I Primi: Where Ravioli and Disappointment Never Sleep

I Primi Mediterrán Gyorsétterem Budapest

I Primi Mediterrán Gyorsétterem Budapest

My most recent forays into Pest's budget-priced underworld have all taken place in what is known as the "Palace District." And a royal blend it's been: from the vaguely schizophrenic (Archívum) to the medicinal (Jelen Bisztró) to the studiously hip (APA Cuka) and the mysterious (Keret). And now for the strangest of all.

The Italian-themed I Primi is stationed right in front of the check-out counters at the Kaisers supermarket in the Corvin Áruház at Blaha Lujza tér. The good news first: I Primi is open all night, and not in the non-stop-until-we-close mode of most 24-hour places in Budapest. And I suppose it is also good to have an alternative fast-food to your usual suspects. Now onto I Primi's failings. Settle back, grab an espresso, because there are many.

For starters: I Primi is an environmentalist's worst nightmare. By the time you have received your food, between the paper plates, plastic plate and bowl covers, paper cup and straw and other plastic utensils, you have collected enough refuse for your own starter landfill. It might be a sacrifice worth making if the food justified it: but this is actually my first experience writing for Chew where I left a meal unfinished. I ordered the tészta menu for Ft 1,249 (€5), which included the soup of the day, the pasta of my choice, and a soft drink.

I Primi Mediterrán Gyorsétterem Budapest

It is ironic that the café sits within view of the vegetable section of Kaisers supermarket: the cream of broccoli soup (above) tasted like reconstituted Knorr instant soup packets you find deeper in the store topped with croutons that were pretty much just chewy nuggets of stale bread. The meat ravioli (second from top) fared a bit better. The pasta itself was fine: light and delicate, though inconsistently cooked. The meat filling, on the other hand, was fairly inedible. It would be hard to compare it with American pasta icon Chef Boyardee, because you can actually see the meat in the latter's canned offering. The mushroom sauce treated mushrooms as though they were precious truffles, but there was a light shaving of fungi visible in the heavy cream sauce.

I Primi Mediterrán Gyorsétterem Budapest

It was Italian food: that would be hard to contest. But they also serve "Italian" in Italian prisons, in Italian school cafeterias, in Italian hospitals don't they? By the end of the meal I was looking longingly out the window at the line of homeless people waiting for the daily arrival of the Krishna's movable soup kitchen, with its offering of well-seasoned, thoughtfully prepared vegetarian food.

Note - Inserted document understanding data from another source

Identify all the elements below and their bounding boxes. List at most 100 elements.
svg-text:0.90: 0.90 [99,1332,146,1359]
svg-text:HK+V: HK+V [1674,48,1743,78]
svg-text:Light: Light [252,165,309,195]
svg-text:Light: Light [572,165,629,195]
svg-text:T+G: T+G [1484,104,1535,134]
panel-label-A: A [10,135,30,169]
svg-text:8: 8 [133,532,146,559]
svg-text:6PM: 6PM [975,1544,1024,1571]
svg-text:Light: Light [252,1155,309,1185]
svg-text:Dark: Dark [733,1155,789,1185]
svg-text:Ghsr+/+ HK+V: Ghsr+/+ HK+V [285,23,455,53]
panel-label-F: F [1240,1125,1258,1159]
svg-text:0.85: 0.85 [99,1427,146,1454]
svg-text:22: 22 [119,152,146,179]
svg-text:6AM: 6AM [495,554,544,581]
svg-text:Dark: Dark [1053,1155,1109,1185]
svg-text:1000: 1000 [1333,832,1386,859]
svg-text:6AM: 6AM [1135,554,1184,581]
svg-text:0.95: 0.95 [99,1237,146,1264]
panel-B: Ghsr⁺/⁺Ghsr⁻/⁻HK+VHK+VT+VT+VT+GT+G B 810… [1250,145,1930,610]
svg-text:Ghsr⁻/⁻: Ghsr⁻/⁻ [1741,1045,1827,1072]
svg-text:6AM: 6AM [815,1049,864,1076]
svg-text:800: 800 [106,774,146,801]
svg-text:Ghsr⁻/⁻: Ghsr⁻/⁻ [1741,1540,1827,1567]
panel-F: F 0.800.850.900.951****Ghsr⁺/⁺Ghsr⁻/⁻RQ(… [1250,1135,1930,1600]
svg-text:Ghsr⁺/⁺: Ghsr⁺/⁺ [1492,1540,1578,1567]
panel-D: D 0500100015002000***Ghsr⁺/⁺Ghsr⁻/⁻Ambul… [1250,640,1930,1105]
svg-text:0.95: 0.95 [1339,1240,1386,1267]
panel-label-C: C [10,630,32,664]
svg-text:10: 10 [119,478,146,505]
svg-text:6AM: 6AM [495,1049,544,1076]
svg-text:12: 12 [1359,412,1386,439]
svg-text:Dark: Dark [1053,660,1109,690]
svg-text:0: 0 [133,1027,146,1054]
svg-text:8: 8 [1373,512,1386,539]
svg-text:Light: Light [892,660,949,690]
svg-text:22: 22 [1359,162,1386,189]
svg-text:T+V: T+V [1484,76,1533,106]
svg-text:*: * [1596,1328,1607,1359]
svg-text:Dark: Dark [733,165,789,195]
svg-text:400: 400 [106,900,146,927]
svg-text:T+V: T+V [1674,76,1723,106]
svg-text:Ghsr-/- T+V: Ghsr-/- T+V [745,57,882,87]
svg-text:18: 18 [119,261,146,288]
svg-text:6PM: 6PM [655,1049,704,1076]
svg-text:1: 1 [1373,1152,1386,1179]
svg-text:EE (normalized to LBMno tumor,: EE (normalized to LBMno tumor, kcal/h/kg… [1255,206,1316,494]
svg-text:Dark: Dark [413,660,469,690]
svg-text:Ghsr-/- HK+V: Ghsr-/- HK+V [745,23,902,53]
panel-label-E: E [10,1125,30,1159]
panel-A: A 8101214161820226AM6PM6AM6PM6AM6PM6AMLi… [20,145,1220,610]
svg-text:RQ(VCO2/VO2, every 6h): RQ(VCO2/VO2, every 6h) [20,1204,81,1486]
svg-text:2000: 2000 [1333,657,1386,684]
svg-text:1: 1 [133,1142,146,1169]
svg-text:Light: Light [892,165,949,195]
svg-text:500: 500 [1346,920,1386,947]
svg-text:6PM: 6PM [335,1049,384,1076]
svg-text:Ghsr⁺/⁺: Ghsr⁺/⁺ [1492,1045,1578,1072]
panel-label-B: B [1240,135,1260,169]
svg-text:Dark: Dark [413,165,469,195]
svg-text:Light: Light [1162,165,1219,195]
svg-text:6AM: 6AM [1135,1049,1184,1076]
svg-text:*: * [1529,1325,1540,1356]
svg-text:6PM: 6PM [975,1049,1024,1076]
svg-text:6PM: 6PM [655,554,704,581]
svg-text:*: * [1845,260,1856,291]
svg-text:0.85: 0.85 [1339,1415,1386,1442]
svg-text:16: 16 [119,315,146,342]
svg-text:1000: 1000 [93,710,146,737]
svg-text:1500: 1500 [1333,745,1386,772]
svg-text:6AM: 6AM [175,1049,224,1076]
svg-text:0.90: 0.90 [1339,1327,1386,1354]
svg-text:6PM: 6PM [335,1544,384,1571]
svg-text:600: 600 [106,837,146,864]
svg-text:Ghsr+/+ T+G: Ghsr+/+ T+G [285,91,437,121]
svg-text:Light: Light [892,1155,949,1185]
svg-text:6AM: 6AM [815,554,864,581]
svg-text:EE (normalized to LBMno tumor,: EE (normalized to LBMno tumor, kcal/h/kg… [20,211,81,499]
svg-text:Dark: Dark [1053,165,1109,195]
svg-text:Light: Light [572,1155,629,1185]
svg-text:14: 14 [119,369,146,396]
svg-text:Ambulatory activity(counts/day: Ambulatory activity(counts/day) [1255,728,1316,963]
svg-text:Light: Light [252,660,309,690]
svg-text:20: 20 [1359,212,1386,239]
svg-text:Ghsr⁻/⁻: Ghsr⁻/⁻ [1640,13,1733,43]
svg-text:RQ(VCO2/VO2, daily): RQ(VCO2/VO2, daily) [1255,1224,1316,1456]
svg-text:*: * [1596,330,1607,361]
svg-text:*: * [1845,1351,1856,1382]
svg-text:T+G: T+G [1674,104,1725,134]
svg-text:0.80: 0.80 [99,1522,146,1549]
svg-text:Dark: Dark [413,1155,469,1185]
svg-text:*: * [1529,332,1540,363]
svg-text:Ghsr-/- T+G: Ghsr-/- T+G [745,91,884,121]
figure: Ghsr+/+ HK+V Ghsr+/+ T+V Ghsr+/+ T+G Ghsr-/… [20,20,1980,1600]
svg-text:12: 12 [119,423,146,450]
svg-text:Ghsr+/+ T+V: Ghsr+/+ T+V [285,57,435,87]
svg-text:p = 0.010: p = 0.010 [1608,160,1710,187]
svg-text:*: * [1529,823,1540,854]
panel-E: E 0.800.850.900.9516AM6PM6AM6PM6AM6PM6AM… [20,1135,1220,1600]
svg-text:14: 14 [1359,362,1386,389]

To be fair, I ate at the place rather soon after it first opened a few months ago, and maybe it has since upped its game, becoming a 24-hour version of the seemingly professional Vapiano. But that will probably take time, if not the 100,000 years it will take mother earth to "digest" all the plastic trash from my meal, including the parts that were supposedly edible.

1 Comments

Walk past the back window of this place and you can see the Barilla bottled pesto and other canned stuff they serve on their pasta. Despite your optimism, things are not likely to shape up here any time soon.